Understanding Garbage Collection and Hunting Memory Leaks in Node.js
Resident Set ¶
V8 operates memory with a structure called ‘Resident Set’. Just as the Java Virtual Machine (JVM) divides memory into several segments, it is said that memory is divided into Code, Stack, and Heap areas by the Resident Set structure. We need to know more about this part.
process.memoryUsage() ¶
Node.js, like Chrome, uses V8 to interpret JavaScript. Node.js seems to provide a function called process.memoryUsage(). It seems that you can know the size of the Resident Set, the size of the heap, and the size of the heap being used.
Garbage Collection ¶
Unlike conventional C and C++ where programmers have to allocate and deallocate memory directly, JavaScript does not need to do so. This is because, among elements used in JavaScript, unused elements are automatically removed from memory by garbage collection. In particular, V8 provides two types of garbage collection for performance reasons.

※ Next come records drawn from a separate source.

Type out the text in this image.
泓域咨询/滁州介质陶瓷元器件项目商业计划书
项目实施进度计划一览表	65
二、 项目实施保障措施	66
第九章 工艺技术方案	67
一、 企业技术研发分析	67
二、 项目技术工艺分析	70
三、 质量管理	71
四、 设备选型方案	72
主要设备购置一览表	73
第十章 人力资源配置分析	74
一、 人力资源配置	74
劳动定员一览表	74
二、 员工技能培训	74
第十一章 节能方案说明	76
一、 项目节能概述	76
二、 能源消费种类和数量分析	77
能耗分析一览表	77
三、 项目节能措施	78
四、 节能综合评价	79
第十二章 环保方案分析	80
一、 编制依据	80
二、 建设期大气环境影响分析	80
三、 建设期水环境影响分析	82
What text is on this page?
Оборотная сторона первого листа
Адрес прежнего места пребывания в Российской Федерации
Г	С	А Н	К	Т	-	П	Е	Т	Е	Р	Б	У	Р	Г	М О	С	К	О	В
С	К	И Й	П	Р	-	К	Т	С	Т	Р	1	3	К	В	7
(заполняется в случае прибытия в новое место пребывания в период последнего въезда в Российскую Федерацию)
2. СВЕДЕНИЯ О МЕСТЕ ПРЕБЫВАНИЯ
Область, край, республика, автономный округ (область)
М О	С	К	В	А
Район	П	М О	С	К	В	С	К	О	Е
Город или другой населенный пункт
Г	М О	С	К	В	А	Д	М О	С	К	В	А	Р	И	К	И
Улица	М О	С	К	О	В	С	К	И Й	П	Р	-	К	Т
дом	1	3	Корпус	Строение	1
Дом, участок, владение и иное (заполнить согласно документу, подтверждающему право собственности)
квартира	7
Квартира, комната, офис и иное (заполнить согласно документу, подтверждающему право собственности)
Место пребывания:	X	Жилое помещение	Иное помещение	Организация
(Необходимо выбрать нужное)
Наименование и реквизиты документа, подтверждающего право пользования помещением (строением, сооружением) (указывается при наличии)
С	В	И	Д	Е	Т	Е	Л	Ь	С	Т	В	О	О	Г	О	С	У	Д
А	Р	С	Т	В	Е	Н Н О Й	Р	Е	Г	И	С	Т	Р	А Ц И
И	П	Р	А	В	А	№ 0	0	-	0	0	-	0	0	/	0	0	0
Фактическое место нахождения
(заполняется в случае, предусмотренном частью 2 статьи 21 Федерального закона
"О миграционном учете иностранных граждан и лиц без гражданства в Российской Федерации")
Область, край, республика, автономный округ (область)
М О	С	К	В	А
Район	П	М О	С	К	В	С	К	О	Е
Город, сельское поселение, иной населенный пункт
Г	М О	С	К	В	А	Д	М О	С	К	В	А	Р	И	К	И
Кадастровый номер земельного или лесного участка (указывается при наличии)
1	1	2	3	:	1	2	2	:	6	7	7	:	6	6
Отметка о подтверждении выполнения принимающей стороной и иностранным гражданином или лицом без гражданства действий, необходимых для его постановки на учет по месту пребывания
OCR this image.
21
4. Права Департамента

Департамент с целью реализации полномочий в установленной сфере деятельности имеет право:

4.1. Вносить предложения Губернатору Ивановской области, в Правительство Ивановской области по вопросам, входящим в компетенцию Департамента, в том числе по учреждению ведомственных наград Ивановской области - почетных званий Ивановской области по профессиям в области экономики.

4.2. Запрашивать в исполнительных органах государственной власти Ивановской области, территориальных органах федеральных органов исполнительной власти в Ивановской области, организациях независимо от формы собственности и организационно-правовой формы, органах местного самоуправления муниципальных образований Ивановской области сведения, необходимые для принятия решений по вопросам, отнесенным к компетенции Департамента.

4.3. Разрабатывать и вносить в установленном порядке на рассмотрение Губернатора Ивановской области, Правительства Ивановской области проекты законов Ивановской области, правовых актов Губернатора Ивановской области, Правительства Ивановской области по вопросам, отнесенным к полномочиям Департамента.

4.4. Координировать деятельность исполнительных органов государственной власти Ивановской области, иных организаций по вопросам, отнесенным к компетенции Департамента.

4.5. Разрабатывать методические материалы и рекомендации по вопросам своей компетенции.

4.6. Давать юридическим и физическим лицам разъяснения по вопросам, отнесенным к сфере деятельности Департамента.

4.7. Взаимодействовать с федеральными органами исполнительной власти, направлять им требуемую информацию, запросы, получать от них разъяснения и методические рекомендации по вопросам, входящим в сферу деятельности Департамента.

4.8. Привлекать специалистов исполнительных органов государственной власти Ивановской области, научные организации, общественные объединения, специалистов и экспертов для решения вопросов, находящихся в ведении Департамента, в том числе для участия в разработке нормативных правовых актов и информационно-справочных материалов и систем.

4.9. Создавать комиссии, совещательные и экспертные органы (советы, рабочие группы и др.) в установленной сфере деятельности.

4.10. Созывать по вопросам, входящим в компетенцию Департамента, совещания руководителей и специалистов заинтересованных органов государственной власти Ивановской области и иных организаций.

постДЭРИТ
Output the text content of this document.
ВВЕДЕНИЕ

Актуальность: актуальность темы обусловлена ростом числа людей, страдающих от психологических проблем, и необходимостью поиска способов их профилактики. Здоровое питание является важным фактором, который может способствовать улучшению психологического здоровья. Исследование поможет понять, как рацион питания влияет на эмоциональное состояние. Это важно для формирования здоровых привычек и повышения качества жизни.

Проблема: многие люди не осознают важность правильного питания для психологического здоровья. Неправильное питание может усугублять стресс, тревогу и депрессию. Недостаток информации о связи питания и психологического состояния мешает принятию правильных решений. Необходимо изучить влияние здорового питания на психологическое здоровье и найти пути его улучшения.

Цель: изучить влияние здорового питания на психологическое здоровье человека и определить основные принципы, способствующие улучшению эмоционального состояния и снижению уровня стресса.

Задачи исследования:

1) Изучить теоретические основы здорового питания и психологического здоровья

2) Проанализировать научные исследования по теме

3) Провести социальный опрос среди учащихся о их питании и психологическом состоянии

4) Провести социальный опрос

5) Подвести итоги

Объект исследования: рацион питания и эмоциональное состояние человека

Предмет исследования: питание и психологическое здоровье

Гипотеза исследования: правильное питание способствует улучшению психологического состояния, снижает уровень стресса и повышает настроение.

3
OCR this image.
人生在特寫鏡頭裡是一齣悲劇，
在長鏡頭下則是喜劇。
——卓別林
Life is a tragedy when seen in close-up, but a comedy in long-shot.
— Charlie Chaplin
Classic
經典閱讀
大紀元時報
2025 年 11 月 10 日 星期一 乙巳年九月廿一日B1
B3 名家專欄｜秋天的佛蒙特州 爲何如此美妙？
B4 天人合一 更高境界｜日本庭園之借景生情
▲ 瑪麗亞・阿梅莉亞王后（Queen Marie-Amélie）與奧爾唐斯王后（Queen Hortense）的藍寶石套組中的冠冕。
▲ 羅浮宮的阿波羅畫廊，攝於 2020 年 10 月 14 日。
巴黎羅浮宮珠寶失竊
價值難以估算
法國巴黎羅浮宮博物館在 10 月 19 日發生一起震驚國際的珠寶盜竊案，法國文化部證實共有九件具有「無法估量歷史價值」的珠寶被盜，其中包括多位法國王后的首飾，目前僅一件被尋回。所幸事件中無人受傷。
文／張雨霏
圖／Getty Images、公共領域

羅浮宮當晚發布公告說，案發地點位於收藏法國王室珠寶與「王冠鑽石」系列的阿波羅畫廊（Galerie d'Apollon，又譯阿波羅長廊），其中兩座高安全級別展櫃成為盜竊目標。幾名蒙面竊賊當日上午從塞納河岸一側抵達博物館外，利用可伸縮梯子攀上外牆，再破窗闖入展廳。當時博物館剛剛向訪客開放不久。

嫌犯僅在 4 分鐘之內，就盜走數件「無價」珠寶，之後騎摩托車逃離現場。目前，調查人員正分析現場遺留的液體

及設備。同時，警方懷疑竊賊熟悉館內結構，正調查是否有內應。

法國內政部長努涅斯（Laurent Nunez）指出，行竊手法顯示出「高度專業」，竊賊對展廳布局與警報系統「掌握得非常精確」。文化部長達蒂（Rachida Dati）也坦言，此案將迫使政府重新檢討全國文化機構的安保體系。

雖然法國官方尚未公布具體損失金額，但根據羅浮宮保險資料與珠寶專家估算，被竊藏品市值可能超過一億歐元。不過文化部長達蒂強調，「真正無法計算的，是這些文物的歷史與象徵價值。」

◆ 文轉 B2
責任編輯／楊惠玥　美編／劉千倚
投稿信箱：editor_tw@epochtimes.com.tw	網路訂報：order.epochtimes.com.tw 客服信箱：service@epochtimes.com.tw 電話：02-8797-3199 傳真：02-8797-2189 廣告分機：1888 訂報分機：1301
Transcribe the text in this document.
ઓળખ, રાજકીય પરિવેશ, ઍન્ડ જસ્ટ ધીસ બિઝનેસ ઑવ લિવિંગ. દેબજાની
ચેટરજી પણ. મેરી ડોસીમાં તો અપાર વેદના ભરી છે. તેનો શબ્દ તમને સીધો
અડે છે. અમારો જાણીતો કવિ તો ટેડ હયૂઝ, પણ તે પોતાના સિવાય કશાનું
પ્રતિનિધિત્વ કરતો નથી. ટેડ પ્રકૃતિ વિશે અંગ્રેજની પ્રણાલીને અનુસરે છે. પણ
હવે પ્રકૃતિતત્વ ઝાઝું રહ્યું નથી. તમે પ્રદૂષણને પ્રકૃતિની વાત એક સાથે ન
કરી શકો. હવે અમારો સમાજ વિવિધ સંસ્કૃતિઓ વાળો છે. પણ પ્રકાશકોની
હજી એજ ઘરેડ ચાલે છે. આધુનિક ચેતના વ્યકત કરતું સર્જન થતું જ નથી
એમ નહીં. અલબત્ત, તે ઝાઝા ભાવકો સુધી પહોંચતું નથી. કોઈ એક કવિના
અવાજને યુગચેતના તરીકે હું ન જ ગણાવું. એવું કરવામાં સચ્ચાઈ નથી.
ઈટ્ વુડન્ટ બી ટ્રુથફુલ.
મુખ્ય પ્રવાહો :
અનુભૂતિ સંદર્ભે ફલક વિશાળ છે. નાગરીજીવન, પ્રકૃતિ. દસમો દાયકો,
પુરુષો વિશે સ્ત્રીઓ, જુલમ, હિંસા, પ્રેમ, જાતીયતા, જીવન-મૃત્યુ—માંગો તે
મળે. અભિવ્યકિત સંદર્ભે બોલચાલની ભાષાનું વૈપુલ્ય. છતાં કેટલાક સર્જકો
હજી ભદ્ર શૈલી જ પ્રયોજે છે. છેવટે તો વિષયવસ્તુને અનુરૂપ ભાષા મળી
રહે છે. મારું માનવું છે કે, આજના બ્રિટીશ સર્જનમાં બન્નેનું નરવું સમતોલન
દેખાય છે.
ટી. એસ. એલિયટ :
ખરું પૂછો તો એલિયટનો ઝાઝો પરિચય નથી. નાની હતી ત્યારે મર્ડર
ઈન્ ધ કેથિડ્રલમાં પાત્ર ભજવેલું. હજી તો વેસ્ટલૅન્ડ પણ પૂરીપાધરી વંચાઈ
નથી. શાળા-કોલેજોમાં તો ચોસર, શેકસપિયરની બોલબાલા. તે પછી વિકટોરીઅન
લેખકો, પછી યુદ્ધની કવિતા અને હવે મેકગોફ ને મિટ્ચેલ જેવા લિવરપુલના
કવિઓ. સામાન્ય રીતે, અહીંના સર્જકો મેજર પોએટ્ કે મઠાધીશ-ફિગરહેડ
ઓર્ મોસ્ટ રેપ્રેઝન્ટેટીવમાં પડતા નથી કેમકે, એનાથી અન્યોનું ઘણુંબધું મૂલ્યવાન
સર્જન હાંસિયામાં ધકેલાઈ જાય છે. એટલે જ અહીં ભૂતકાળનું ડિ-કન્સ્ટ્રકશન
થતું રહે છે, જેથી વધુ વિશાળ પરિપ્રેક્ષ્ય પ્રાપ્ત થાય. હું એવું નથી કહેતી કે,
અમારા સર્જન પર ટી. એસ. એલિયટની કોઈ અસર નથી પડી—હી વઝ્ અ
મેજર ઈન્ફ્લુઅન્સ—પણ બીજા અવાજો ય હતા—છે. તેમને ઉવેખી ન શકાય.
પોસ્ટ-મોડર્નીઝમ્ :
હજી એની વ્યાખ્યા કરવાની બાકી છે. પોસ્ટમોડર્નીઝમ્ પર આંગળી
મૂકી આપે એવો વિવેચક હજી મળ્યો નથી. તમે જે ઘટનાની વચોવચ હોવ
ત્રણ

- Scavenge: fast, frequent but incomplete garbage collection - Mark-Sweep: slow, infrequent, but complete garbage collection
Memory Leak ¶
A ‘Memory Leak’ occurs when a specific element continues to occupy memory even though it will not be used in the future. The moment memory leak occurs and it exceeds the allocatable memory, the process will die.
JavaScript’s Scope ¶
The author provides code that intentionally induces a memory leak. The code is not included in this article. The more the code calls replaceThing(), the more memory leaks occur. Looking at the function, originalThing refers to the same object as theThing, and this object was created when the replaceThing() function was called before. When the current replaceThing() function is called, theThing refers to the newly created object.
The global object theThing is updated every time the replaceThing() function is called and refers to the newly created object each time. So the originalThing, i.e. the object created by the previous replaceThing() function call, is no longer used and must be removed from memory originally, by garbage collection.
Nevertheless, the cause of the memory leak is in the unused() function. To understand this, you need to understand the scope of JavaScript. In JavaScript, when a function is nested inside a function, that is, when a function is nested, the inner function can refer to elements located in the outer function. After all, someMethod(), a method of theThing in replaceThing() function, can refer to unused(), a function object located in an external function.
’theThing’ and ‘originalThing’ seem unrelated at first glance. However, the method someMethod() owned by the object theThing refers to the function object unused, which in turn refers to the object originalThing. In the end, originalThing is not removed from memory and a memory leak occurs.
Closure ¶
Because of the wide scope of JavaScript, you can easily implement closures, which were cumbersome to implement in C or C++. Closures are often used as callbacks. This is because the wide effective range allows it to operate in the context of the ‘declaration’ even at the ‘call’ moment of the function. This part needs to be explored a bit more.
Inspector ¶
A developer tool that web developers will be familiar with, ie, the web inspector, contains many unexpected functions. In this text, the memory leak is shown with the ‘Inspector> Profile> Heap Snapshot’ function. Inspector seems to be a very helpful tool not only for web developers, but also for browser developers. Contrary to the main text, I checked that a memory leak occurred with the JavaScript console provided by the inspector.